I only mention this to suggest that a plan document may not, in fact, exist. You can't really address anything about benefits, nondiscrimination, etc. without a plan document. Unless the plan document says the crediting rate is the policy rate, I don't think you can assume this. Arguably without a document the plan doesn't even exist.

Probably zero chance of getting documents from IRS even in the unlikely event it was submitted. Remember their "we are in the process of perfecting our records" letters?

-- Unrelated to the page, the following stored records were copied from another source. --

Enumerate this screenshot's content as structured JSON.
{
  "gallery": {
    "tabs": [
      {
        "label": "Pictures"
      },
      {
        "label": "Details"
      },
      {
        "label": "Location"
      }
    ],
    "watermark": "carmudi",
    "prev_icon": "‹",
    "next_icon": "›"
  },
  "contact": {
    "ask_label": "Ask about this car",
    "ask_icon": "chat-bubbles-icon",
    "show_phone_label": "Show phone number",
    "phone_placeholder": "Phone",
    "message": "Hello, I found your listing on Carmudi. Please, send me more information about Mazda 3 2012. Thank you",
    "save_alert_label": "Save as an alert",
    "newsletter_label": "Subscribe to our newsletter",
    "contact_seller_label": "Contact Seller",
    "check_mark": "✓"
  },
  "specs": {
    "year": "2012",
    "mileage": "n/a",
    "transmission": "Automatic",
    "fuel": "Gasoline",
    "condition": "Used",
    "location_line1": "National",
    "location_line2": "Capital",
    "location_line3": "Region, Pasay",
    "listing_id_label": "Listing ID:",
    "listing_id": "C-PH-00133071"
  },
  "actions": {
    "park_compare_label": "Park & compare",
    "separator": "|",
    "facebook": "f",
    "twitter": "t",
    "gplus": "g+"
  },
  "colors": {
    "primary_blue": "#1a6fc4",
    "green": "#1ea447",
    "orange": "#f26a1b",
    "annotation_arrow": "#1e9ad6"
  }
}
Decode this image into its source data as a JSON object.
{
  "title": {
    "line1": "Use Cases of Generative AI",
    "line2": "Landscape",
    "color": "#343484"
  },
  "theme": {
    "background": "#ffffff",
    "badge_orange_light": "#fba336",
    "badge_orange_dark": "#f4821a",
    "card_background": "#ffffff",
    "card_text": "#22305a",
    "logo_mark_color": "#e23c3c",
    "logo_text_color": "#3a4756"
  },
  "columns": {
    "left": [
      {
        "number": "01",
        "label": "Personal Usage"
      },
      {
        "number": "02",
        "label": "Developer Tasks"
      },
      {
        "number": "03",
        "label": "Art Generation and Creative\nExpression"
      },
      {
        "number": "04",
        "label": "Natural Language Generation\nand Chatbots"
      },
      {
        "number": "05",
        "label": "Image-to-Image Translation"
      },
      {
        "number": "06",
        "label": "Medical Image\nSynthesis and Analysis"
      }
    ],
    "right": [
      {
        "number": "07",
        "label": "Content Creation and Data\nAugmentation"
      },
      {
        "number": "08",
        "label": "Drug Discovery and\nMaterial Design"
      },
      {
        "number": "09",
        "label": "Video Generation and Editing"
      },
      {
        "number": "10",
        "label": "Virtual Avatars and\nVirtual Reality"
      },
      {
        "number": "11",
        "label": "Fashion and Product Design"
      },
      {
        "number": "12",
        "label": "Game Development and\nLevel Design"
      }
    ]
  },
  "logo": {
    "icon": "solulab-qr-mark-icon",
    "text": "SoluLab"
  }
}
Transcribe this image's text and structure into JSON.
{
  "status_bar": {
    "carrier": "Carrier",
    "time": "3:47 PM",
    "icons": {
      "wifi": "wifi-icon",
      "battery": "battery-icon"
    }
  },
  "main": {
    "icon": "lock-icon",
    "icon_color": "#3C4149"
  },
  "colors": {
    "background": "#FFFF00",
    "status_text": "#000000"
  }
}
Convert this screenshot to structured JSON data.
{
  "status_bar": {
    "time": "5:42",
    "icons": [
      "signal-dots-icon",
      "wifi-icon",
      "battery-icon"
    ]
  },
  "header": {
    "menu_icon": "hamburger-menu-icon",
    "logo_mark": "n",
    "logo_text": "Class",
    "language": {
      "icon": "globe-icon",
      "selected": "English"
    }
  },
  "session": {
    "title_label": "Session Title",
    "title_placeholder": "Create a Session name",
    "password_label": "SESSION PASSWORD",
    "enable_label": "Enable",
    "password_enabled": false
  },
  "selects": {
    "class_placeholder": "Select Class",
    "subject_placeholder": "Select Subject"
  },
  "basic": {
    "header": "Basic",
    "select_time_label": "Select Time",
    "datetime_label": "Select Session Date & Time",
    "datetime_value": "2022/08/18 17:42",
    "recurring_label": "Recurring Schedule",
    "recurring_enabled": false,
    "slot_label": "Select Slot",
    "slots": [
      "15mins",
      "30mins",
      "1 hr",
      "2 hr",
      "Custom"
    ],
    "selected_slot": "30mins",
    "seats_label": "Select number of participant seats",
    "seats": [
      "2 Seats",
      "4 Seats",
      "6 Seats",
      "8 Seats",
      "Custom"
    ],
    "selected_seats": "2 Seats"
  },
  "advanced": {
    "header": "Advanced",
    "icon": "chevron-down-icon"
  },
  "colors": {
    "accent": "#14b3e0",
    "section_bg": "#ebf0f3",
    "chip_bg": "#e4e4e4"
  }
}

In my experience you are giving much more credit to the insurers than is due. Some insurers did offer fully insured DB plans with bundled services where the insurance co would determine the benefits and the policy amounts needed to guarantee the benefits. If this is a CB/PS combo from the mid 2000s it is almost certainly a roll-your-own deal put together by the insurance agent and the policies sold would have the normal disclaimer that the insurer is merely issuing a policy and their only responsibility is to follow the terms of the contract, and that they make no representations regarding the use of the policy in any plan or its tax treatment.

Time for the client to lawyer up I'm afraid. This may not be salvageable.

I carry stuff uphill for others who get all the glory.

Posted

well, we have resolved to ask the insurer how they determined the premiums for past years, and asking the prior tpa for their explanations, but meanwhile we are proceeding assuming that future years will not be fully insured, nor exempt from actuarial certification.